In modo chiaro ed esplicito il presidente della Corte Costituzionale, Augusto Barbera, nella sua Relazione annuale afferma che “la Corte è custode attenta della Costituzione. Ma la Costituzione non appartiene ai custodi. È di tutti”. E dopo questa premessa aggiunge: “In un sistema costituzionale fondato sulla separazione dei poteri, al rigoroso rispetto delle decisioni delle magistrature deve corrispondere l’altrettanto rilevante rispetto delle decisioni delle sedi parlamentari, espressione della sovranità popolare”. Peccato che alla chiarezza della premessa non segua la coerenza delle argomentazioni successive, in cui invece si parla dell’evoluzione interpretativa delle norme costituzionali, affermando: “Penso in primo luogo ai diritti civili”.
In un passaggio successivo infatti il relatore riconosce a se stesso il ruolo di coscienza sociale del Paese e mette in conto all’intero Parlamento una persistente inerzia legislativa.
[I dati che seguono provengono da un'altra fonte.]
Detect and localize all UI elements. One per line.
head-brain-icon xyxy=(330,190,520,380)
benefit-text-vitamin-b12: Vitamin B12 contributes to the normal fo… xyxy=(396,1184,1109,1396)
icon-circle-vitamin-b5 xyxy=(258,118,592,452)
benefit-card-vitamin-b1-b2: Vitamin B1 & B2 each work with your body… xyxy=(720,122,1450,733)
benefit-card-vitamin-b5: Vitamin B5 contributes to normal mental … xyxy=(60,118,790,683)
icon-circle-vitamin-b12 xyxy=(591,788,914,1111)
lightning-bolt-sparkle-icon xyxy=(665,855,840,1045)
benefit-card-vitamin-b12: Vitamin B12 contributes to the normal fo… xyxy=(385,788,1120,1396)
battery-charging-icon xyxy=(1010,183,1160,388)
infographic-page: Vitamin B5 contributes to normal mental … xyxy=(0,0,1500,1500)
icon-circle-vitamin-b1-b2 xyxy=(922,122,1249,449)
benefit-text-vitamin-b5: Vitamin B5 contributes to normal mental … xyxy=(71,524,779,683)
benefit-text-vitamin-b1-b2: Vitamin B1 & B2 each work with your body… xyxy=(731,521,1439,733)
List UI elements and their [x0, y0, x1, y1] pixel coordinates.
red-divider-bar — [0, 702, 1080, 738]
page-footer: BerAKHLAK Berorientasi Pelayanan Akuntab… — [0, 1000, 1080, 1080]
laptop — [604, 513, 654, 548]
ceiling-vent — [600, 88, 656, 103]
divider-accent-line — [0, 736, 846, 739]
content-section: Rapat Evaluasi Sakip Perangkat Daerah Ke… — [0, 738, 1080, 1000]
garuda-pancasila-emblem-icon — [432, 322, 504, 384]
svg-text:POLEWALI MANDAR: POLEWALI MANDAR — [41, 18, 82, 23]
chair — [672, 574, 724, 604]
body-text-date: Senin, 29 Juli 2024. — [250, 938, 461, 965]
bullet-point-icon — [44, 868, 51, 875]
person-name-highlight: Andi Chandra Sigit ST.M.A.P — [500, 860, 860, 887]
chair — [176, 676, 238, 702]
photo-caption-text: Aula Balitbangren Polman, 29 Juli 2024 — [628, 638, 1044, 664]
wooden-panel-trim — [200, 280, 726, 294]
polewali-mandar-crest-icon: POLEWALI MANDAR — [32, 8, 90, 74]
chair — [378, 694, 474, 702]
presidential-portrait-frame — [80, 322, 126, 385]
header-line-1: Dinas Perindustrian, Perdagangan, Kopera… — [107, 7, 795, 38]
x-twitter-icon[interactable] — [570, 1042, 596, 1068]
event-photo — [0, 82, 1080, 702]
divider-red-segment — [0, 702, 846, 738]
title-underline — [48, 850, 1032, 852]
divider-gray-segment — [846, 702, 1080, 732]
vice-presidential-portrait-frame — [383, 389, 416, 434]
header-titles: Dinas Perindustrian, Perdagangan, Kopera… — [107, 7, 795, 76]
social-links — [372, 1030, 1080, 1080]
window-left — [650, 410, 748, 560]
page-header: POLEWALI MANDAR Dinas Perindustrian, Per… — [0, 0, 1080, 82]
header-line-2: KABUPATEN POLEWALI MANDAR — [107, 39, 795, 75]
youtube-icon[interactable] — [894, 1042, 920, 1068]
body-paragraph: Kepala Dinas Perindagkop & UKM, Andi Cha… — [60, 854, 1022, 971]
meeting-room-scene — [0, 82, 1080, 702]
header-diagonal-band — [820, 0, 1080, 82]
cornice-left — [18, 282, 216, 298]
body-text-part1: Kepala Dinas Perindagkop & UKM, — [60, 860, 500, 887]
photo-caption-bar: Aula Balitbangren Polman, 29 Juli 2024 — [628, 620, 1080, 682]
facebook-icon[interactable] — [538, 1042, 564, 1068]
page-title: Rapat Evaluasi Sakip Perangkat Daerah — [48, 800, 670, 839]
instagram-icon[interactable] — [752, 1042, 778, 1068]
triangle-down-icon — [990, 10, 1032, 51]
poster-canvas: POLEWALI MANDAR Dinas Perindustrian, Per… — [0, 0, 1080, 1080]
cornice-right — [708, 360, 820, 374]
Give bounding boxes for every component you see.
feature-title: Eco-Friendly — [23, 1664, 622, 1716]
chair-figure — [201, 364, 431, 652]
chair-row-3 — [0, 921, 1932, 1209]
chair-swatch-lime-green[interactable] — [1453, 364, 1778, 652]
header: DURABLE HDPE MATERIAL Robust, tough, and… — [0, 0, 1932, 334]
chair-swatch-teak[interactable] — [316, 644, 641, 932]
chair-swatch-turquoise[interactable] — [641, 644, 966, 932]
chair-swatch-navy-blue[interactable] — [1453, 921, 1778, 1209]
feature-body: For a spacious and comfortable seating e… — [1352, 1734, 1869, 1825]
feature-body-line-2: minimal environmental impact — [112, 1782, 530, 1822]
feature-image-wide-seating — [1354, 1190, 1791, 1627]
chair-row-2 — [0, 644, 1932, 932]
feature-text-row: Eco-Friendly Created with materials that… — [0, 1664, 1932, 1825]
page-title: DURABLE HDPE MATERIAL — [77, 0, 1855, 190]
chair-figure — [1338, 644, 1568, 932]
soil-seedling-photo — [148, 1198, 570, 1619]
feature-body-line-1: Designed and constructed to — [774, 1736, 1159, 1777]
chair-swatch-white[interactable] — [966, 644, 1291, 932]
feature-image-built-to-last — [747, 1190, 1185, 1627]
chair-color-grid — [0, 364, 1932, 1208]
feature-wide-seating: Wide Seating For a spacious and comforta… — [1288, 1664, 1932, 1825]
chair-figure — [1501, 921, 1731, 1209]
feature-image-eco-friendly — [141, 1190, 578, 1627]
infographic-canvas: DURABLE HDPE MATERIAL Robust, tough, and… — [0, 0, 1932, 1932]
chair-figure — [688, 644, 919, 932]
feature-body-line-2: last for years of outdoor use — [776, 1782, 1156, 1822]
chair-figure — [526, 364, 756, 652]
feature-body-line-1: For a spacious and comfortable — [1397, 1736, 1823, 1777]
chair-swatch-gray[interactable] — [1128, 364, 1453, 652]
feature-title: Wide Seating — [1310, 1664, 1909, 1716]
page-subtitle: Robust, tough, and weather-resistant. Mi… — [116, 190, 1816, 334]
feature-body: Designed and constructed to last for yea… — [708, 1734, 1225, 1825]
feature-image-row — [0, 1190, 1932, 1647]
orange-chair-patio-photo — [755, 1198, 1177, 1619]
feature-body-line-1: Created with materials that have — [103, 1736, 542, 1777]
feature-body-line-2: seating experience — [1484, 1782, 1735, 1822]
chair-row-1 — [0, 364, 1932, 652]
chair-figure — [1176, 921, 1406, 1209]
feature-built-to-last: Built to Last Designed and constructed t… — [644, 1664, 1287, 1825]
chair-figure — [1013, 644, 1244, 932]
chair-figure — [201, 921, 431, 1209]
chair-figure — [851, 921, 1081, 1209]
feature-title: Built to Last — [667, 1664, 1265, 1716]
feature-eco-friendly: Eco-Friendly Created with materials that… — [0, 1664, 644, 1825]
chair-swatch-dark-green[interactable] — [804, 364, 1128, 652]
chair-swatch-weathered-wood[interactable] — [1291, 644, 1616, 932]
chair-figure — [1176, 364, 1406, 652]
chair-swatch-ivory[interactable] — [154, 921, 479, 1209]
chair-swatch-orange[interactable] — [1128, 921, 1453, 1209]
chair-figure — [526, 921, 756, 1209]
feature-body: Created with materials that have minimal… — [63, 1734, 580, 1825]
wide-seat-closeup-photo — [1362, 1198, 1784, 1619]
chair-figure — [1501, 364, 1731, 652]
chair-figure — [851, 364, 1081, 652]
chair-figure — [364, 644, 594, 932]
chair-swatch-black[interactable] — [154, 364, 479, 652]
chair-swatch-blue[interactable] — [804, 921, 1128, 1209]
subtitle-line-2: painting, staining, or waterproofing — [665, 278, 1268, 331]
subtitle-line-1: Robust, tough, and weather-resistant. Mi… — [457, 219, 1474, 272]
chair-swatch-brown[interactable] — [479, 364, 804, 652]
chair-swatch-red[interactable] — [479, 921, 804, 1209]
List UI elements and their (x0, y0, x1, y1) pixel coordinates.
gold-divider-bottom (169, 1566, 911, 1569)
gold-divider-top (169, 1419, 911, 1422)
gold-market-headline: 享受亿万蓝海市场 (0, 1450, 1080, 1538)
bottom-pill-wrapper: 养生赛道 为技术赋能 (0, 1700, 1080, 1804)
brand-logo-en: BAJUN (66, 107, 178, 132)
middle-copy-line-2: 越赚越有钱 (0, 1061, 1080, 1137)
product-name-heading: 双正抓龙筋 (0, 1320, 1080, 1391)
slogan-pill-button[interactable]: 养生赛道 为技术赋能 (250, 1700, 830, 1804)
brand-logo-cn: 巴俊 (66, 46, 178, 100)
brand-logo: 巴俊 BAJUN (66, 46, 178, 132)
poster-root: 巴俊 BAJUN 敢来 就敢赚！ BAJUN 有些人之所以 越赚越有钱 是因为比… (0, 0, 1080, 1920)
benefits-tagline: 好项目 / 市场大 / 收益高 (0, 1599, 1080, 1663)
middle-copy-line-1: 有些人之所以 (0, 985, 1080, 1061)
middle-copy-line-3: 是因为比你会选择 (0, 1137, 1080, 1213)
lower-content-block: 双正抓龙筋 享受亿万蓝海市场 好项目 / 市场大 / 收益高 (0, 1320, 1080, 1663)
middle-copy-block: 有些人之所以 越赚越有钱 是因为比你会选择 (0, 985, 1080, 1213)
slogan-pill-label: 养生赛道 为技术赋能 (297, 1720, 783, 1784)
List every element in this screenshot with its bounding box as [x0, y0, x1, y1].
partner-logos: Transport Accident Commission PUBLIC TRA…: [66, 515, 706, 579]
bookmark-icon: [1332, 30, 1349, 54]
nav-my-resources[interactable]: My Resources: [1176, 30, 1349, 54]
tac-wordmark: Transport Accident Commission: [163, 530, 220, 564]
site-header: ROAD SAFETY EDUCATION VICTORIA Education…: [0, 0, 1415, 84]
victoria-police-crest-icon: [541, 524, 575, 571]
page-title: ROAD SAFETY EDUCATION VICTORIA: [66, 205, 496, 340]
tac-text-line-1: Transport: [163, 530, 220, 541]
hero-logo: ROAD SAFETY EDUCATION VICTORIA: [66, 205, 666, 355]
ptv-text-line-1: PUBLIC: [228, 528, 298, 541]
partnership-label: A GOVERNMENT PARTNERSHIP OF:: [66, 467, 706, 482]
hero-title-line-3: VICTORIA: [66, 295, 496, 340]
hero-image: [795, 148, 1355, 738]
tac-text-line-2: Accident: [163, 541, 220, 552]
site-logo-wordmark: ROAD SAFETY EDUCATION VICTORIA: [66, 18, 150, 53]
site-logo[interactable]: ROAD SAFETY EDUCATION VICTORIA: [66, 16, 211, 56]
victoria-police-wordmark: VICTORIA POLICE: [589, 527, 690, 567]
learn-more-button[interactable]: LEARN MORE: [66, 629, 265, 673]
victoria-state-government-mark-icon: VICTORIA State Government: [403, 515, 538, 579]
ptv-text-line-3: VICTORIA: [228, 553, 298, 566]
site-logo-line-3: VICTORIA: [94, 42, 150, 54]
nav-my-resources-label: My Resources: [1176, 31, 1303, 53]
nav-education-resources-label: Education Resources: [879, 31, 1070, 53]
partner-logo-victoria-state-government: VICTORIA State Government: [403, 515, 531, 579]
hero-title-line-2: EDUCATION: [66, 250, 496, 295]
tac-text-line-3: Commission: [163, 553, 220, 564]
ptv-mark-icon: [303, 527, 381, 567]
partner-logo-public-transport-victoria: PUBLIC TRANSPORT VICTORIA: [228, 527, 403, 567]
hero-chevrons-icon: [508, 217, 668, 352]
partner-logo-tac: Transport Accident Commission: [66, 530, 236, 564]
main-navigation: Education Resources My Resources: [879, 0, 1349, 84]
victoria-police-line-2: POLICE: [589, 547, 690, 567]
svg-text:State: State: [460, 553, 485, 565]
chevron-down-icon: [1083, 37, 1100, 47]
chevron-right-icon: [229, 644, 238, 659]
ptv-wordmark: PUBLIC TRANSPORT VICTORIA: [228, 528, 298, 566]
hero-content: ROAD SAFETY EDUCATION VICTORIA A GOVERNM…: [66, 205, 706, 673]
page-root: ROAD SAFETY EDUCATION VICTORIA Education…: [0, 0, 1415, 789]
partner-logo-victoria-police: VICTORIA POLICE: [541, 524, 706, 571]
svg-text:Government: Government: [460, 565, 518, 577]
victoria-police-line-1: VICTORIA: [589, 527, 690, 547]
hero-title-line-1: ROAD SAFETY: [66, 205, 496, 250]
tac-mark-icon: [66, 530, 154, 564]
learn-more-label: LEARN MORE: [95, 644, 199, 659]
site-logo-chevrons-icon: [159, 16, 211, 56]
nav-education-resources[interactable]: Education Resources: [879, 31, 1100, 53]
Parole che creano un vulnus gravissimo in chi aveva affermato poco prima di essere solo il custode di una Costituzione che non era certamente di sua proprietà. Nello stesso tempo, in quanto custode, aveva ribadito di essere un convinto difensore della separazione dei poteri.
Prescindendo dal sapore autoreferenziale di queste affermazioni, per cui il presidente pensa di essere l’unico interprete autorevole della coscienza sociale in costante evoluzione, ciò che emerge è la mancata conoscenza, o per lo meno una carente comprensione, dell’ampio dibattito che da più legislature il Parlamento sta affrontando proprio in merito ai diritti civili, in particolare rispetto alla legge sull’eutanasia e al riconoscimento anagrafico dei bambini nati da coppie omosessuali. Il Parlamento in realtà da molti anni si interroga sulla costante evoluzione della coscienza sociale, come confermano gli atti relativi al dibattito parlamentare. Lo fanno da molto tempo parlamentari di tutti gli schieramenti, con Governi di stampo decisamente diverso, senza mai raggiungere una conclusione univoca che consenta di elaborare una legge che possa essere approvata, sia pure a maggioranza. Nel Parlamento si riflettono dubbi e incertezze che meritano il massimo rispetto proprio dalla Corte Costituzionale: non esiste attualmente, né esisteva nella legislatura precedente, né in quella precedente ancora una maggioranza che sia d’accordo su un tema così delicato, come ad esempio l’eutanasia. Ne è la riprova la bocciatura delle leggi regionali sullo stesso tema. Su alcuni temi ci sono associazioni che reclamano come diritto quello che è un loro desiderio, ma il loro ruolo è ben diverso da quello del Parlamento, dove la prudenza è d’obbligo.
C’è poi un altro aspetto interessante nella relazione del presidente Barbera ed è il riferimento alla discrezione in merito a ciò che accade in camera di consiglio e all’eventualità di introdurre forme di dissenting opinion, come in altri Paesi. In Italia, almeno attualmente, questa prassi non esiste, per cui, a suo avviso, vanno assolutamente evitate le opinioni dissenzienti espresse a posteriori dai singoli giudici. Il “segreto” della camera di consiglio va conservato, secondo lui, per due motivi: da un lato per assicurare l’indipendenza della Corte Costituzionale e dall’altro per evitare l’indebolimento dell’autorevolezza delle decisioni prese. È probabile che nell’ambito della Corte sussistano opinioni diverse proprio su tematiche così delicate come quelle che riguardano i diritti civili in un contesto ad alta densità evolutiva. Appare plausibile che nell’ambito della Corte ci siano le stesse differenze, dubbi e incertezze, che ci sono nel Parlamento e nella società civile, soprattutto quando ci si tratta di questioni che potrebbero modificare profondamente la nostra ecologia sociale.
Il fatto che il Presidente voglia conservare la massima discrezione sui lavori della Corte ne conferma la diversità rispetto ai lavori del Parlamento, in cui i parlamentari rispondono delle loro idee e posizioni, del loro voto, davanti agli elettori. E lo stesso Barbera lo riconosce quando afferma: “La Corte deve rispettare l’ampia sfera di discrezionalità del legislatore nell’attuazione delle politiche delle quali il Parlamento risponde direttamente agli elettori, e può intervenire soltanto ad assicurare il rispetto dei limiti sostanziali fissati dalla Costituzione a quanto può essere deciso dalle maggioranze parlamentari”.
Alla fin fine possiamo dire che nella sua relazione Barbera ha detto di tutto e il contrario di tutto, facendo emergere un’ambiguità dal sapore ideologico; prendendo una posizione politica che vuole essere di stampo progressista, molto vicina alle posizioni della sinistra, senza garantire la complessa oggettività su temi così delicati, come ci si aspetterebbe da un custode della Costituzione.